Таков и наш давно уже почивший в бозе комсомол: вместе с отвержением он творил и притяжение. Вспомним хотя бы исторический период послесталинской «оттепели». Нежданно-негаданно гигантская структура «помощников партии», палаческая комса, в которой, собственно говоря, и черпала Революция кадры для своей чрезвычайки, принялась расширять границы не вполне формального творчества, открывать «молодежные кафе», патронировать выставки авангарда и покровительствовать джазу. Вот так на уродских стволах нарастал укроп, а то и трава-пастернак.
В конце мая 2004 года я приехал из Москвы в Биарриц, для того чтобы затеять новую повесть. В ноябре 2003-го в этом курортном городе, стоящем на прибрежных скалах над вечно гудящим Атлантическим океаном (будем иной раз называть его просто Водоемом, или, еще лучше, Резервуаром), мне удалось в режиме форс-мажор завершить трехлетний труд, своего рода фантазию на исторические темы. Теперь это место, естественно, казалось мне залогом нового хорошего труда.
По завершении долголетней работы всякий сочинитель испытывает основательную растерянность и опустошенность, или лучше в обратном порядке, о. и р., в некотором смысле состояние проколотой шины или — чтобы не слишком уж драматизировать ситуацию — баскетбольного мяча, теряющего звонкость при отскоке. Иной раз ему даже кажется, что полугипнотический кайф сочинительства уж никогда к нему более не вернется. Проходят недели, месяцы творческой вялости, и вдруг в какой-то трудно уловимый момент он ощущает, что начался период своеобразного поддува. Многолетний опыт подсказывает ему, что пора обзавестись каким-нибудь альбомчиком, лучше всего с хорошей плотной бумагой, с картонной обложкой, крытой какой-нибудь мягкой тканью, и начать вписывать туда, то есть в альбомчик, всяческий вздор, который впоследствии подтянет его к компьютеру.

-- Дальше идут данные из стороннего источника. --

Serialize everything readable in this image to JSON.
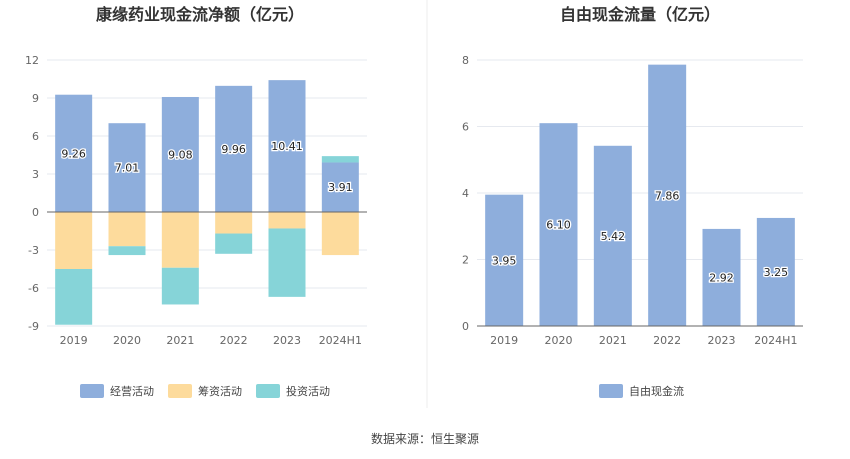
{
  "colors": {
    "operating": "#8eaedc",
    "financing": "#fddb9c",
    "investing": "#86d4d8",
    "free_cf": "#8eaedc",
    "grid": "#e6e9ef",
    "axis": "#666666"
  },
  "source": "数据来源：恒生聚源",
  "chart_data": [
    {
      "type": "bar",
      "stacked": true,
      "title": "康缘药业现金流净额（亿元）",
      "categories": [
        "2019",
        "2020",
        "2021",
        "2022",
        "2023",
        "2024H1"
      ],
      "ylim": [
        -9,
        12
      ],
      "yticks": [
        12,
        9,
        6,
        3,
        0,
        -3,
        -6,
        -9
      ],
      "grid": true,
      "legend_position": "bottom",
      "series": [
        {
          "name": "经营活动",
          "values": [
            9.26,
            7.01,
            9.08,
            9.96,
            10.41,
            3.91
          ],
          "labels": [
            "9.26",
            "7.01",
            "9.08",
            "9.96",
            "10.41",
            "3.91"
          ]
        },
        {
          "name": "筹资活动",
          "values": [
            -4.5,
            -2.7,
            -4.4,
            -1.7,
            -1.3,
            -3.4
          ]
        },
        {
          "name": "投资活动",
          "values": [
            -4.4,
            -0.7,
            -2.9,
            -1.6,
            -5.4,
            0.5
          ]
        }
      ]
    },
    {
      "type": "bar",
      "title": "自由现金流量（亿元）",
      "categories": [
        "2019",
        "2020",
        "2021",
        "2022",
        "2023",
        "2024H1"
      ],
      "ylim": [
        0,
        8
      ],
      "yticks": [
        8,
        6,
        4,
        2,
        0
      ],
      "grid": true,
      "legend_position": "bottom",
      "series": [
        {
          "name": "自由现金流",
          "values": [
            3.95,
            6.1,
            5.42,
            7.86,
            2.92,
            3.25
          ],
          "labels": [
            "3.95",
            "6.10",
            "5.42",
            "7.86",
            "2.92",
            "3.25"
          ]
        }
      ]
    }
  ]
}
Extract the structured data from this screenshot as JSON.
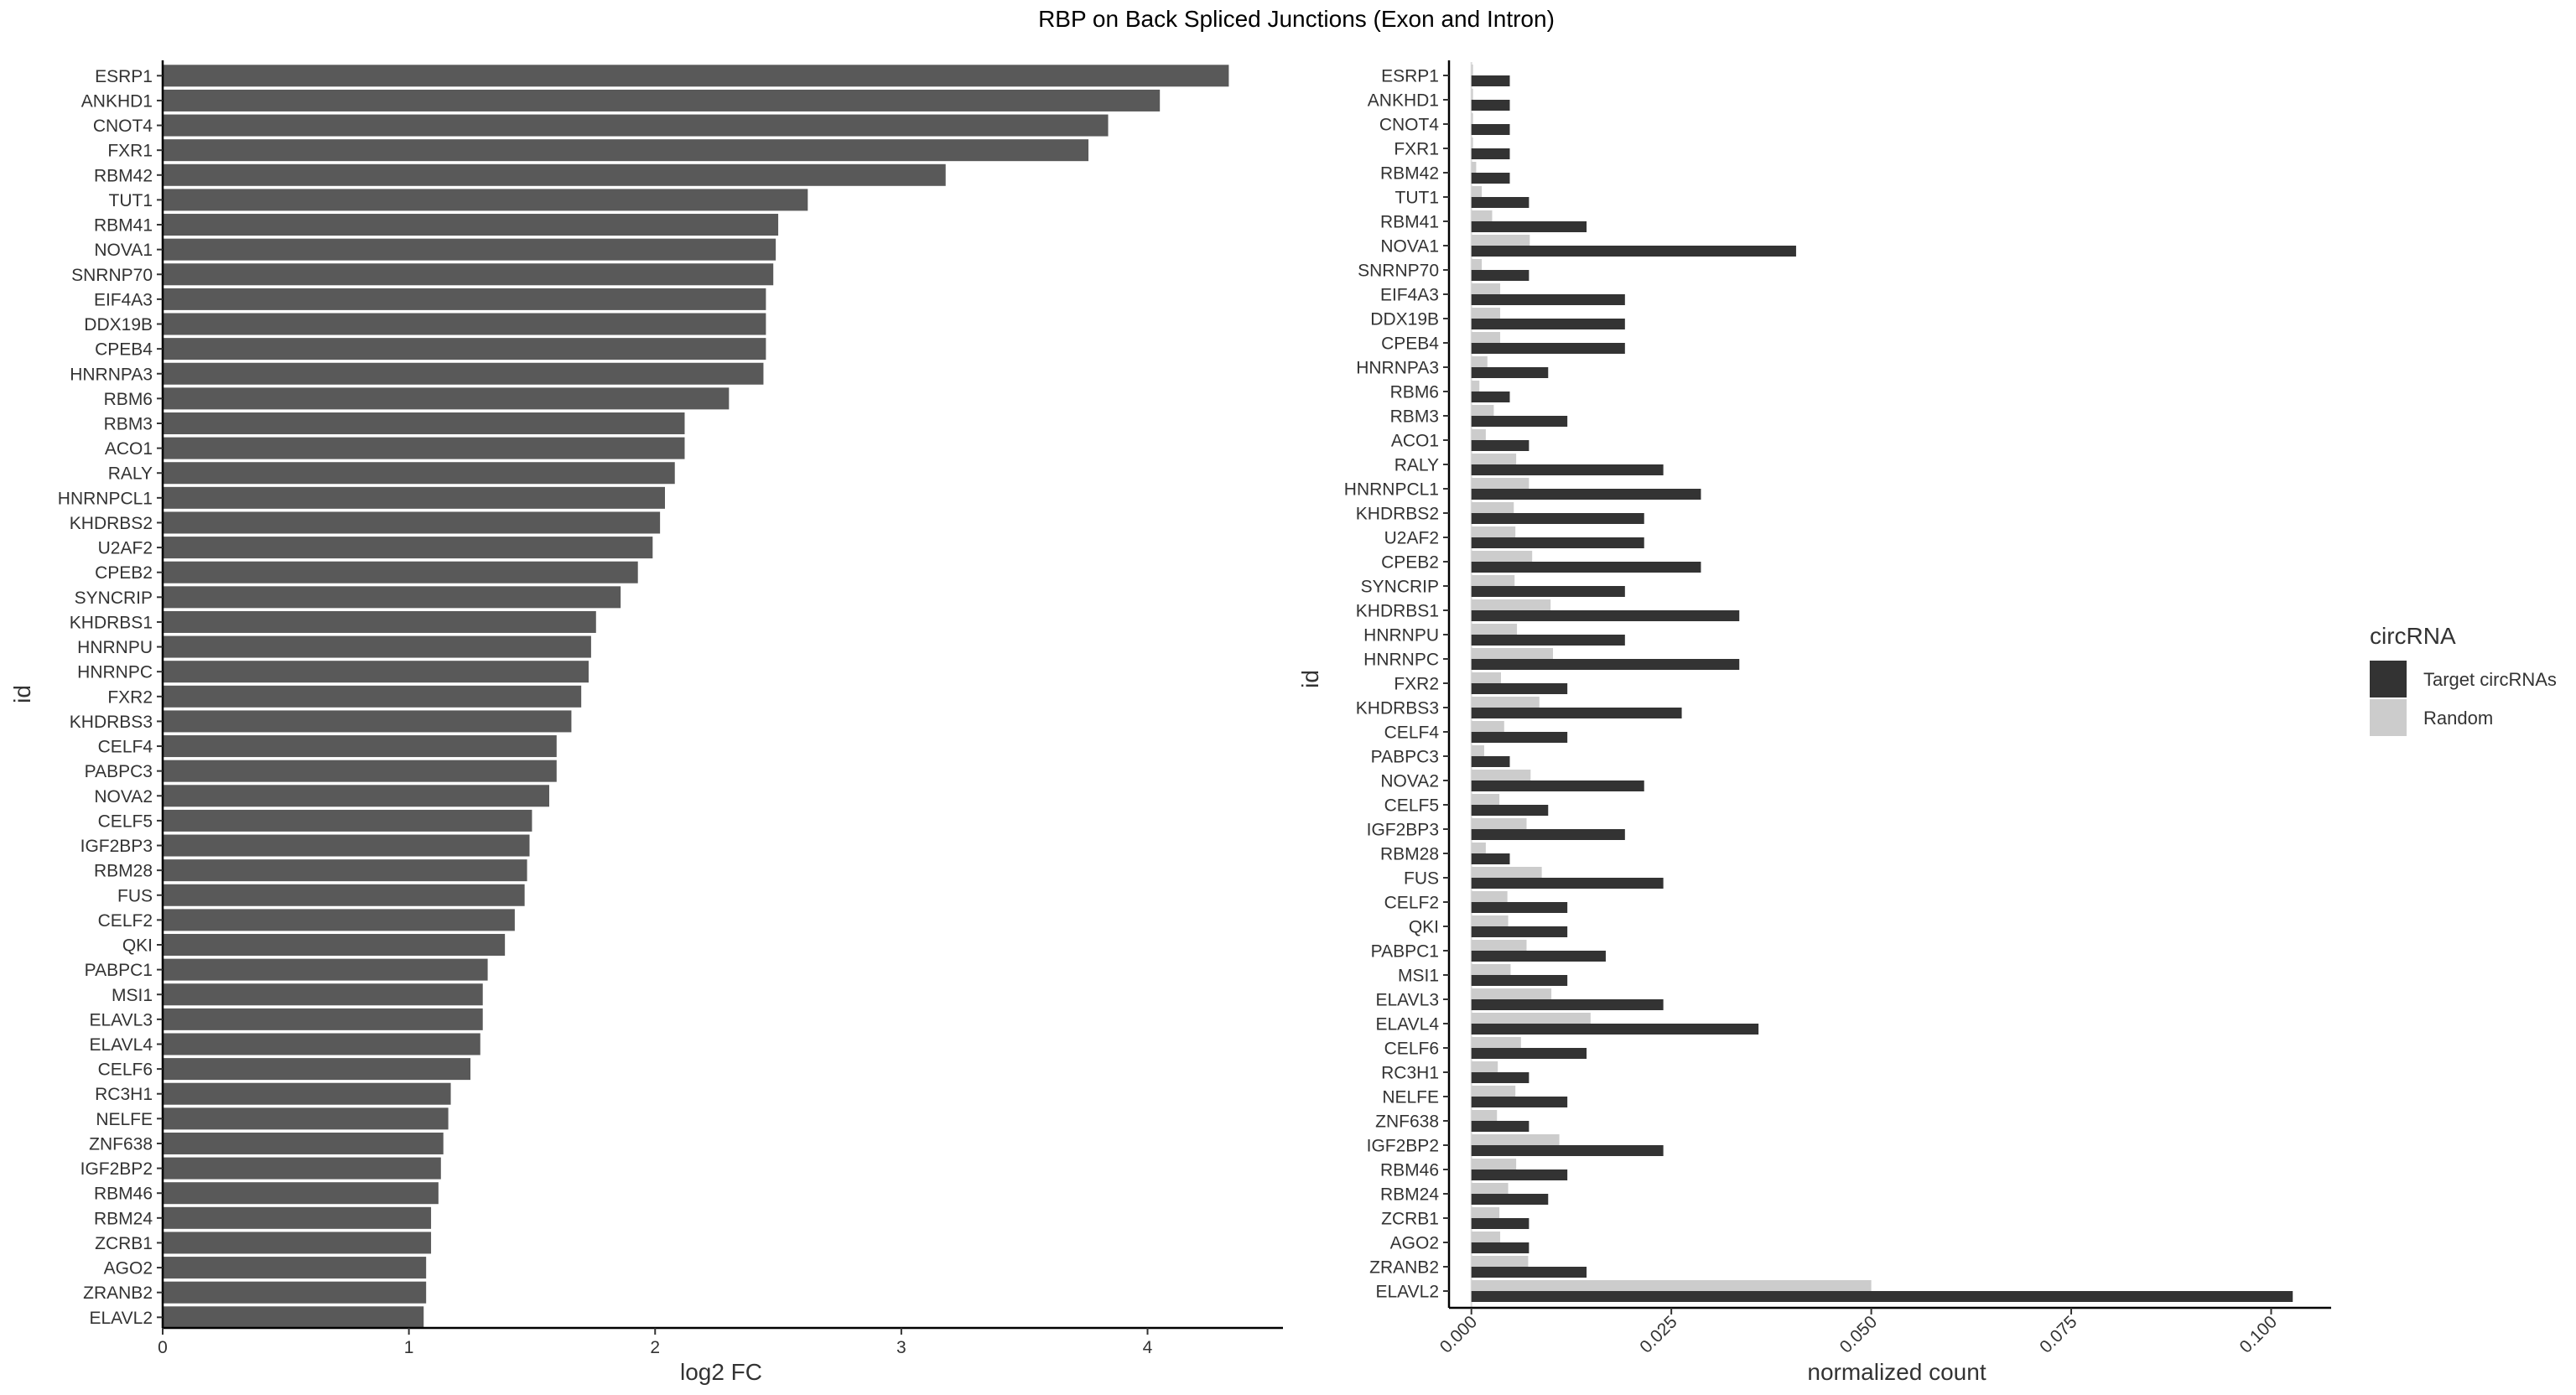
{
  "title": "RBP on Back Spliced Junctions (Exon and Intron)",
  "chart_data": [
    {
      "type": "bar",
      "orientation": "horizontal",
      "xlabel": "log2 FC",
      "ylabel": "id",
      "xlim": [
        0,
        4.55
      ],
      "xticks": [
        0,
        1,
        2,
        3,
        4
      ],
      "xtick_labels": [
        "0",
        "1",
        "2",
        "3",
        "4"
      ],
      "bar_color": "#595959",
      "categories": [
        "ESRP1",
        "ANKHD1",
        "CNOT4",
        "FXR1",
        "RBM42",
        "TUT1",
        "RBM41",
        "NOVA1",
        "SNRNP70",
        "EIF4A3",
        "DDX19B",
        "CPEB4",
        "HNRNPA3",
        "RBM6",
        "RBM3",
        "ACO1",
        "RALY",
        "HNRNPCL1",
        "KHDRBS2",
        "U2AF2",
        "CPEB2",
        "SYNCRIP",
        "KHDRBS1",
        "HNRNPU",
        "HNRNPC",
        "FXR2",
        "KHDRBS3",
        "CELF4",
        "PABPC3",
        "NOVA2",
        "CELF5",
        "IGF2BP3",
        "RBM28",
        "FUS",
        "CELF2",
        "QKI",
        "PABPC1",
        "MSI1",
        "ELAVL3",
        "ELAVL4",
        "CELF6",
        "RC3H1",
        "NELFE",
        "ZNF638",
        "IGF2BP2",
        "RBM46",
        "RBM24",
        "ZCRB1",
        "AGO2",
        "ZRANB2",
        "ELAVL2"
      ],
      "values": [
        4.33,
        4.05,
        3.84,
        3.76,
        3.18,
        2.62,
        2.5,
        2.49,
        2.48,
        2.45,
        2.45,
        2.45,
        2.44,
        2.3,
        2.12,
        2.12,
        2.08,
        2.04,
        2.02,
        1.99,
        1.93,
        1.86,
        1.76,
        1.74,
        1.73,
        1.7,
        1.66,
        1.6,
        1.6,
        1.57,
        1.5,
        1.49,
        1.48,
        1.47,
        1.43,
        1.39,
        1.32,
        1.3,
        1.3,
        1.29,
        1.25,
        1.17,
        1.16,
        1.14,
        1.13,
        1.12,
        1.09,
        1.09,
        1.07,
        1.07,
        1.06
      ]
    },
    {
      "type": "bar",
      "orientation": "horizontal",
      "xlabel": "normalized count",
      "ylabel": "id",
      "xlim": [
        -0.0028,
        0.1075
      ],
      "xticks": [
        0,
        0.025,
        0.05,
        0.075,
        0.1
      ],
      "xtick_labels": [
        "0.000",
        "0.025",
        "0.050",
        "0.075",
        "0.100"
      ],
      "legend": {
        "title": "circRNA",
        "position": "right",
        "entries": [
          {
            "name": "Target circRNAs",
            "color": "#333333"
          },
          {
            "name": "Random",
            "color": "#cccccc"
          }
        ]
      },
      "categories": [
        "ESRP1",
        "ANKHD1",
        "CNOT4",
        "FXR1",
        "RBM42",
        "TUT1",
        "RBM41",
        "NOVA1",
        "SNRNP70",
        "EIF4A3",
        "DDX19B",
        "CPEB4",
        "HNRNPA3",
        "RBM6",
        "RBM3",
        "ACO1",
        "RALY",
        "HNRNPCL1",
        "KHDRBS2",
        "U2AF2",
        "CPEB2",
        "SYNCRIP",
        "KHDRBS1",
        "HNRNPU",
        "HNRNPC",
        "FXR2",
        "KHDRBS3",
        "CELF4",
        "PABPC3",
        "NOVA2",
        "CELF5",
        "IGF2BP3",
        "RBM28",
        "FUS",
        "CELF2",
        "QKI",
        "PABPC1",
        "MSI1",
        "ELAVL3",
        "ELAVL4",
        "CELF6",
        "RC3H1",
        "NELFE",
        "ZNF638",
        "IGF2BP2",
        "RBM46",
        "RBM24",
        "ZCRB1",
        "AGO2",
        "ZRANB2",
        "ELAVL2"
      ],
      "series": [
        {
          "name": "Target circRNAs",
          "values": [
            0.0048,
            0.0048,
            0.0048,
            0.0048,
            0.0048,
            0.0072,
            0.0144,
            0.0406,
            0.0072,
            0.0192,
            0.0192,
            0.0192,
            0.0096,
            0.0048,
            0.012,
            0.0072,
            0.024,
            0.0287,
            0.0216,
            0.0216,
            0.0287,
            0.0192,
            0.0335,
            0.0192,
            0.0335,
            0.012,
            0.0263,
            0.012,
            0.0048,
            0.0216,
            0.0096,
            0.0192,
            0.0048,
            0.024,
            0.012,
            0.012,
            0.0168,
            0.012,
            0.024,
            0.0359,
            0.0144,
            0.0072,
            0.012,
            0.0072,
            0.024,
            0.012,
            0.0096,
            0.0072,
            0.0072,
            0.0144,
            0.1027
          ]
        },
        {
          "name": "Random",
          "values": [
            0.0002,
            0.0002,
            0.0002,
            0.0002,
            0.0006,
            0.0013,
            0.0026,
            0.0073,
            0.0013,
            0.0036,
            0.0036,
            0.0036,
            0.002,
            0.001,
            0.0028,
            0.0018,
            0.0056,
            0.0072,
            0.0053,
            0.0055,
            0.0076,
            0.0054,
            0.0099,
            0.0057,
            0.0102,
            0.0037,
            0.0085,
            0.0041,
            0.0016,
            0.0074,
            0.0035,
            0.0069,
            0.0018,
            0.0088,
            0.0045,
            0.0046,
            0.0069,
            0.0049,
            0.01,
            0.0149,
            0.0062,
            0.0033,
            0.0055,
            0.0032,
            0.011,
            0.0056,
            0.0046,
            0.0035,
            0.0036,
            0.0071,
            0.05
          ]
        }
      ]
    }
  ]
}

С таким альбомчиком я как раз и приехал в тамарисковый город, в свой домик, расположенный на склоне цветущего холма в шестистах метрах от Водоема, если по прямой, то есть на крыльях. Я мало кого здесь знал, по-французски почти не говорил, иными словами, я попадал здесь в идеальную для сочинительства среду почти полного уединения, если не считать стайки длиннохвостых баскских сорок, прилетавших в сад, чтобы украсть какой-нибудь отсвечивающий на солнце предмет, вроде очков или портсигара.
Открыв альбомчик и включив компьютер, все еще резвый, как всякий трехлетний жеребец, я начал раскачиваться в кресле, поджидая появление первой фразы. Не успела она сложиться, как зазвонил мобильный телефон. Это был Лярокк, пожалуй, единственный из так называемых «биарро», то есть из общества местной элиты, кого я тут знал. Я познакомился с ним прошлым летом на пляже. Вдруг среди сотен отдыхающих заметил двухметрового загорелого старика с большим вялым зобом, с морщинами, не пощадившими даже подмышек. Пригнувшись и вытянув вперед некогда мощные длани, старче играл в мяч с шестилетним внуком. По его удивительным кистевым пасам я понял, что вижу профессионального баскетболиста. «Ваши передачи, сэр, напоминают мне Джона Рассела или, скажем, „Доктора“ Ирвинга», — сказал я ему по-английски. Он усмехнулся: «А вы, я вижу, знаток». Так мы познакомились, а потом стали иной раз встречаться на довольно заплеванной муниципальной баскетбольной площадке по соседству с Коллеж Андре Мальро. Учащиеся этого заведения обычно филонили с марихуаной по соседству в тамарисковой аллее, на фоне стены с безобразными граффити. Мальчик, например, набирал полный рот сладкого дыму, а потом сливался с девочкой в затяжном поцелуе. Когда поцелуй распадался, дым уже выпускала девочка. Вот такое тут росло многообещающее поколение. Заторчав в жизнерадостном веселье, ребята выходили на площадку и предлагали двум дедам сразиться в «баскЕт», то есть с ударением на последнем слоге. Мы их, признаться, разносили в пух и прах: я бросал издали, а Лярокк работал под щитом на подборе. Впрочем, они этого своего позора, кажется, не замечали, уж не говоря о том, что вся их игра сводилась к пробежкам и двойному ведению.